Il tomba sur une chaise et se mit à sangloter. Il n’était plus soutenu par l’exaltation de son chagrin. Uriah sortit de son coin.

« Je ne sais pas tout ce que j’ai pu faire dans ma folie, dit M. Wickfield en étendant les mains comme pour me conjurer de ne pas le condamner encore ; mais il le sait, lui qui s’est toujours tenu à mon côté pour me souffler ce que je devais faire. Vous voyez le boulet qu’il m’a mis au pied ; vous le trouvez installé dans ma maison, vous le trouvez fourré dans toutes mes affaires. Vous l’avez entendu, il n’y a qu’un moment ! Que pourrais-je vous dire de plus ?

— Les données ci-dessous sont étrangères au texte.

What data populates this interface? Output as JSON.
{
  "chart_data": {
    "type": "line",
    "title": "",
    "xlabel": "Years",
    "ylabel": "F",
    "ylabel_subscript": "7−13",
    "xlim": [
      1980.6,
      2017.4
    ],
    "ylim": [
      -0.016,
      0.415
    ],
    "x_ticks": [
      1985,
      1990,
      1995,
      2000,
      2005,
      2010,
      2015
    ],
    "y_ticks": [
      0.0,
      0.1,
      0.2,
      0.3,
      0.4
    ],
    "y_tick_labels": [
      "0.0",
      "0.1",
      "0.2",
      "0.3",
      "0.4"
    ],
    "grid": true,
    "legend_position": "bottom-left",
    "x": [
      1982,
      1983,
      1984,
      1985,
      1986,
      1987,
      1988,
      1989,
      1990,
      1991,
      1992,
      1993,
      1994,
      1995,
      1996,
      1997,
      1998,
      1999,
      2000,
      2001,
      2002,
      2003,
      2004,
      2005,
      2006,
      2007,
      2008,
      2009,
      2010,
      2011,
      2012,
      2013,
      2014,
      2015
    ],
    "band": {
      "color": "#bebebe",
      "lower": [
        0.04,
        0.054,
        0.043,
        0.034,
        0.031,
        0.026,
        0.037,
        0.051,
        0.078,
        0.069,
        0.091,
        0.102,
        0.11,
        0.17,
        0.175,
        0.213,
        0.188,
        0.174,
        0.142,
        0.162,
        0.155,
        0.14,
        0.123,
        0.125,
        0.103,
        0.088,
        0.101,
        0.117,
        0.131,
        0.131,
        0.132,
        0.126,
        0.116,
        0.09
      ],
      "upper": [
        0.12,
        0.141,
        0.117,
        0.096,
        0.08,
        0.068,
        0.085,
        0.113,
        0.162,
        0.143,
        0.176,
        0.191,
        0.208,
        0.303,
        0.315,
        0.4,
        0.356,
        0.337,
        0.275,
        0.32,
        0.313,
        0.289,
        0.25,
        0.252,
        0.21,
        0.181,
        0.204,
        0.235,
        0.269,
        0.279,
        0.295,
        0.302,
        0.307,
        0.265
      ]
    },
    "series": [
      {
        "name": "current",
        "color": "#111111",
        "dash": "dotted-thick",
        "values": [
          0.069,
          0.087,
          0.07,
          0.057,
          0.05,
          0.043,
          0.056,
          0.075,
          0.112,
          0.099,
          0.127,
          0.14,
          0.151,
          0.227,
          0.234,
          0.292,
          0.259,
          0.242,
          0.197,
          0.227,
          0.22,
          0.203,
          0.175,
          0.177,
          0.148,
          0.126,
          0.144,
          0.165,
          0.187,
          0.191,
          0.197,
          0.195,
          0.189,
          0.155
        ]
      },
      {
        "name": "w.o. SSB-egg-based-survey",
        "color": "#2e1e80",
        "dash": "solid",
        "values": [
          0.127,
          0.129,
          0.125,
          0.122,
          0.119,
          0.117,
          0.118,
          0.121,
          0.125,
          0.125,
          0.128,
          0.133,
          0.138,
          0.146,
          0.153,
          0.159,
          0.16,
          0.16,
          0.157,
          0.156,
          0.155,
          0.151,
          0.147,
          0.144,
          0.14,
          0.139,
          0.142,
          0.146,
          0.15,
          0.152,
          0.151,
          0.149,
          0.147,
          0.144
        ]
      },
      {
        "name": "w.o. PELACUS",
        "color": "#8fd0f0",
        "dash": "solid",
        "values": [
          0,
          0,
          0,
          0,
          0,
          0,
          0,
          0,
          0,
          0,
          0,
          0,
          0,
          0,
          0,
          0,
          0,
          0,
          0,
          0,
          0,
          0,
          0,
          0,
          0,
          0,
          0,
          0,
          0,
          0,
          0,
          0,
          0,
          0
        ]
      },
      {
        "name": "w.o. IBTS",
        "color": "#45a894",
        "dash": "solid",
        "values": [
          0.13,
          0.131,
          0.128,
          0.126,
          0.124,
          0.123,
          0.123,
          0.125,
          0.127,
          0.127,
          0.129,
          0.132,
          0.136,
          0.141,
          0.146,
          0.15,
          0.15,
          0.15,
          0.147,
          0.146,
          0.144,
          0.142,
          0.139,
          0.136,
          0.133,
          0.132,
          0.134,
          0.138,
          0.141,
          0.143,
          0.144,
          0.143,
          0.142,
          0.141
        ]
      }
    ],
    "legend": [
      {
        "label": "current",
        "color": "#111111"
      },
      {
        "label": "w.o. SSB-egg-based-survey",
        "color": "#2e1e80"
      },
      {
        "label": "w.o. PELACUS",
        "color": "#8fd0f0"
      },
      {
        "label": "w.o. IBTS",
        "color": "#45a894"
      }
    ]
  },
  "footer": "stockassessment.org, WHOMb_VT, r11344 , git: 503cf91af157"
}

– Vous n’avez pas besoin de rien dire de plus, vous auriez même mieux fait de ne rien dire du tout, repartit Uriah d’un air à la fois arrogant et servile. Vous ne vous seriez pas mis dans ce bel état si vous n’aviez pas tant bu ; vous vous en repentirez demain, monsieur. Si j’en ai dit moi-même un peu plus que je ne voulais peut-être, le beau malheur ! Vous voyez bien que je n’y ai pas mis d’obstination. »

La porte s’ouvrit, Agnès entra doucement, pâle comme une morte ; elle passa son bras autour du cou de son père, et lui dit avec fermeté :

« Papa, vous n’êtes pas bien, venez avec moi ! »

Il laissa tomber sa tête sur l’épaule de sa fille, comme accablé de honte, et ils sortirent ensemble. Les yeux d’Agnès rencontrèrent les miens : je vis qu’elle savait ce qui s’était passé.

« Je ne croyais pas qu’il prît la chose de travers comme cela, maître Copperfield, dit Uriah, mais ce n’est rien. Demain nous serons raccommodés. C’est pour son bien.